Friday, October 14, 2005

Haazinu (Archives)

“Hear o Heavens and I will speak… this song shall be for you as a testimony”

This week’s Torah portion is devoted entirely to one long poem, “the Song of Moses.” The unique thing about this poem is that it is introduced as “a testimony, a witness for Me” (31:19). Moses is told to “write this song; teach it to the Israelites that they may place it in their mouths.” Moreover, the Rabbis learn from the commandment to “write this song” that each person must himself write a Torah scroll (a commandment most often fulfilled symbolically by writing one letter in the Torah at the ceremony of Siyyum Hasefer, completing a Torah scroll). The point being, that this chapter is somehow emblematic of the entire Torah.

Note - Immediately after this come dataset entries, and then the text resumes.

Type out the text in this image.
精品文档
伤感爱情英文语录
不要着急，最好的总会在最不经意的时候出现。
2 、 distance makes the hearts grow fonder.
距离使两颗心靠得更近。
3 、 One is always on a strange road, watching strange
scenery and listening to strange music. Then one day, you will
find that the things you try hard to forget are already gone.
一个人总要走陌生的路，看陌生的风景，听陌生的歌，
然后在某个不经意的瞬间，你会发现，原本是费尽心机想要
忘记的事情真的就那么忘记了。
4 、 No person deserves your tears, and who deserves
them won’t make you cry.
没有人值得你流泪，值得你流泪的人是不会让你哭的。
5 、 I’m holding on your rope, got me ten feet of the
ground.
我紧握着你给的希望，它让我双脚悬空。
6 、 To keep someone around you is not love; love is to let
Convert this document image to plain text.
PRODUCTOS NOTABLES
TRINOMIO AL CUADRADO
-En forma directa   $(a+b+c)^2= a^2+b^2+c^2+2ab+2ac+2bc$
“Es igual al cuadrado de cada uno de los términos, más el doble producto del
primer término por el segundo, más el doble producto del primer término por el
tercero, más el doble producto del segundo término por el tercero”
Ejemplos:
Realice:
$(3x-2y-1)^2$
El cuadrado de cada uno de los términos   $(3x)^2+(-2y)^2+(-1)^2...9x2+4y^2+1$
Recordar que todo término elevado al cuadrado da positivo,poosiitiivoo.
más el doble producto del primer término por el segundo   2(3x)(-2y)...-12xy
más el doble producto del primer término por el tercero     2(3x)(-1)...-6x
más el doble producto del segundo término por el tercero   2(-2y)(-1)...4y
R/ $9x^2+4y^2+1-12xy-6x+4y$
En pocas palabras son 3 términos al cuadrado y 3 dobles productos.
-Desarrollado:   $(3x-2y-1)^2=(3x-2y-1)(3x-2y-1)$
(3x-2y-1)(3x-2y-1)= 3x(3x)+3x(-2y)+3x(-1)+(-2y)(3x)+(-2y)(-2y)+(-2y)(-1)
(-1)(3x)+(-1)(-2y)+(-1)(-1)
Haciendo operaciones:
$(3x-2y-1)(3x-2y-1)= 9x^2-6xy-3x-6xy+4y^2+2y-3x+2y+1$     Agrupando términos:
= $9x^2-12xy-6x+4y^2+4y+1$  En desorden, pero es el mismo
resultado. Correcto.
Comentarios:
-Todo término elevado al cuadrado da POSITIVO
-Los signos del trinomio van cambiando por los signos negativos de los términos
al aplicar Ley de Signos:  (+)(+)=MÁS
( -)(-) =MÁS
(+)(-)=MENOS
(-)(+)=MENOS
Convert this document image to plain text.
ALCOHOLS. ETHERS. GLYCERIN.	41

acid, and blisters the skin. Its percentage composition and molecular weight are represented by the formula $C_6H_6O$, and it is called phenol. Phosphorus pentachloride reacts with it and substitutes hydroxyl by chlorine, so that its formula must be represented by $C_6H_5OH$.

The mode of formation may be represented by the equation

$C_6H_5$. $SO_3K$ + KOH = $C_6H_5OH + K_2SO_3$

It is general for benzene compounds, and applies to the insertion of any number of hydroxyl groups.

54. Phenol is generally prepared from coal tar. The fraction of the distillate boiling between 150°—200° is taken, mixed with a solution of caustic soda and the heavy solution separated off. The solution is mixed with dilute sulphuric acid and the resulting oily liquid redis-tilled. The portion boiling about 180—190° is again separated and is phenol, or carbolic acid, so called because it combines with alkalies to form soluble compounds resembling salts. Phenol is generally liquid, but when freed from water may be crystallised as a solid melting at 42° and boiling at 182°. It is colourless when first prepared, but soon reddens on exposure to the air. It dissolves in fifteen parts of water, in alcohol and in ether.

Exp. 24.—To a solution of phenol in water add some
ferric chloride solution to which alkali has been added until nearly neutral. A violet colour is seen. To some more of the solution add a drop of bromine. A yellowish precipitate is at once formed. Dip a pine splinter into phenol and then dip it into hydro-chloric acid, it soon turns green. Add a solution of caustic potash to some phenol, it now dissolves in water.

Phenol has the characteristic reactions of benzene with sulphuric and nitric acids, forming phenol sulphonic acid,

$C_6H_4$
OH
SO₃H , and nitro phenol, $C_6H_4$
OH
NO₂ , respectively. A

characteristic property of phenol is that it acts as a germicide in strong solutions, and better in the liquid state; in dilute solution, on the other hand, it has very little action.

The important question is: What is the place of this poem in the scheme of the Torah? In what sense does it embody the quintessence of the Torah? Offhand, its contents seem like a reiteration of the various admonitions we have already seen above, warning of reward and punishment. But it is more than just a warning; it is in fact a prophetic vision of what will happen. After a beautiful poetic recapitulation of God’s kindnesses during the idyllic period of the desert and thereafter, it describes how Israel will go astray; describing (in the future perfect, as if it is already an accomplished fact) how “Jeshurun waxed fat, grew thick, became sleek, and forsake the God who made him” (v. 15), turning to demons and “gods they had never known, newly come in, of late.” It is in this sense that the Song is a testimony: once disasters begin to occur, the people will begin to think that God has abandoned them—“Because God is not amongst us, these evils have come upon us” (31:17)—i.e., that He does not exist at all or has broken His covenant with them. At this point the Song may be invoked, as a sign that all this was prophesied and anticipated, that it is no more than the long foreseen consequence of their unfaithfulness; at the same time, the Song may serve as one more powerful warning that may just hold the people back from sin at the crucial moment.